First, for a claim of an unconstitutional condition of confinement to be successful, a plaintiff must show: “(1) a rule or restriction or . . . an identifiable intended condition or practice . . . or that the jail official's acts or omissions were sufficiently extended or pervasive; (2) which was not reasonably related to a legitimate governmental objective; and (3) which caused the violation of the inmate's constitutional rights.”
Id. (cleaned up).
Plaintiffs allege that the County infringed their constitutional rights by depriving them of water, denying them medical care, and exposing them to a known and unreasonable risk of contracting COVID-19. However, the County does not disagree that Plaintiffs' alleged facts show a deprivation of water; instead, it disagrees that deprivation of water during the booking process was a de facto policy. The Court agrees. Plaintiffs fail to plead that there were reports of other arrestees being denied water. Rightfully, the County asks how a policy or custom can be inferred from the facts if only a limited number of people suffered the injury. The same argument applies to the alleged denial of adequate medical care. The Court's inferential powers regarding pleadings only stretch so far, and currently, the Court cannot make a reasonable inference of an unconstitutional policy.

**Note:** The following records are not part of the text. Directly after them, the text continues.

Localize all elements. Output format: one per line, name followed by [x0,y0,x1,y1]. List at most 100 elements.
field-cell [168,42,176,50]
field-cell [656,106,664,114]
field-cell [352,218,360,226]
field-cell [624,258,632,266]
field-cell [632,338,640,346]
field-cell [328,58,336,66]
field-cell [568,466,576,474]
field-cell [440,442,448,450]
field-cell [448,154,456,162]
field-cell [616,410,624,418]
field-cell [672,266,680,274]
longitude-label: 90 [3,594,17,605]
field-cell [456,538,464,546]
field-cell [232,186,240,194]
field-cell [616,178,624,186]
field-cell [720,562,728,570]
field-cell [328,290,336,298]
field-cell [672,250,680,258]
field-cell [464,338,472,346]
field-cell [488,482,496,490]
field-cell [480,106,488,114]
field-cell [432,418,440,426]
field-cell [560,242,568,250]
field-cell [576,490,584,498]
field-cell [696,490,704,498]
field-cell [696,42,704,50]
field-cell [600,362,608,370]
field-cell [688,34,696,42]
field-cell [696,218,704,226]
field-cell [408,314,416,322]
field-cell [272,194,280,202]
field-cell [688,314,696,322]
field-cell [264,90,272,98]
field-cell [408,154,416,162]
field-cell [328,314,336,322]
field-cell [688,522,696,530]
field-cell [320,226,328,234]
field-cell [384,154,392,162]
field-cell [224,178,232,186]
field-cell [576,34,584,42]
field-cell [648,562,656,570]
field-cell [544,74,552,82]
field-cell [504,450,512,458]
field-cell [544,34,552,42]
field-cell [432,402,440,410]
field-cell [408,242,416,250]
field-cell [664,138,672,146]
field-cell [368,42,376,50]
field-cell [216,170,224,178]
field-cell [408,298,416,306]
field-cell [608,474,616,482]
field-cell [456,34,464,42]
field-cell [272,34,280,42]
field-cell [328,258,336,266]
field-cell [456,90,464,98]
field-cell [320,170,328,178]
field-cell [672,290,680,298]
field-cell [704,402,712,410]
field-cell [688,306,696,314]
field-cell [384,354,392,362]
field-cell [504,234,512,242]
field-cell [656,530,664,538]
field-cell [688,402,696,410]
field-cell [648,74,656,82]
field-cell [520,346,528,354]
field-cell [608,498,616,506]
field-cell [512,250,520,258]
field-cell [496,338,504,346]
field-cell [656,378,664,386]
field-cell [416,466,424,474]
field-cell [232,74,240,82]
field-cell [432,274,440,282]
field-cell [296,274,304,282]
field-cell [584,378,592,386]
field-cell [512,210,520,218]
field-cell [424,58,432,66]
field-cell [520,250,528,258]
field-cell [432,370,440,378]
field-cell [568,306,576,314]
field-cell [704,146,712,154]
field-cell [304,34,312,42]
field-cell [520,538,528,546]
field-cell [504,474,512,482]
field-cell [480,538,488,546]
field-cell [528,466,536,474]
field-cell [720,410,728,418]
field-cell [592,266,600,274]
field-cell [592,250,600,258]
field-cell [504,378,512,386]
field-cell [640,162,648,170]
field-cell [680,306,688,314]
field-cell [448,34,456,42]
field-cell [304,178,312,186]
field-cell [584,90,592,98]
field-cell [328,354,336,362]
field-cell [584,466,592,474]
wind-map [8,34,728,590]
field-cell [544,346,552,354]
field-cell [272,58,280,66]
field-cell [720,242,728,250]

Secondly, similar to an unconstitutional condition of confinement, to establish liability for an unconstitutional episodic act or omission, a plaintiff must show “(1) that the municipal employee violated the pretrial detainee's clearly established constitutional rights with subjective deliberate indifference; and (2) that this violation resulted from a municipal policy or custom adopted and maintained with objective deliberate indifference.” Again, Plaintiffs fail to sufficiently plead this. Among the failures previously mentioned (failure to show a policy or custom, for example), Plaintiffs fail to plead the facts that support their claim. Specifically, they do not show how the jail personnel knew of health risks for Plaintiffs and disregarded them; they do not show a custom with the force of a policy to deny detainees water or provide medical care for serious needs; and they do not show how the sheriff maintained the policies with deliberate indifference.
Id. (cleaned up).
Finally, the County argues that Plaintiffs do not sufficiently plead a viable claim under the “single exception” theory. In short, this theory says that “plaintiffs can hold municipalities liable for single instances of conduct perpetrated by the policymakers themselves[.]” For the same reasons as above, Plaintiffs fail to make such a claim because they do not plead how the policymaker perpetrated illegal conduct. In this case, they would need to point to specific actions undertaken by the Sheriff to perpetrate illegal conduct.
Valle, 613 F.3d at 542.
IV. Conclusion
The Court DISMISSES all claims against the City because they are barred by res judicata, the Court DISMISSES all claims against the DCSO because it is not a separate and distinct legal entity, and the Court GRANTS the County's motion to dismiss for the reasons stated in the opinion. However, Plaintiffs have twenty-eight (28) days to amend their pleadings to fix the deficiencies outlined in this opinion in relation to the County. The plaintiffs may make no other changes.
IT IS SO ORDERED this 26th day of January, 2023.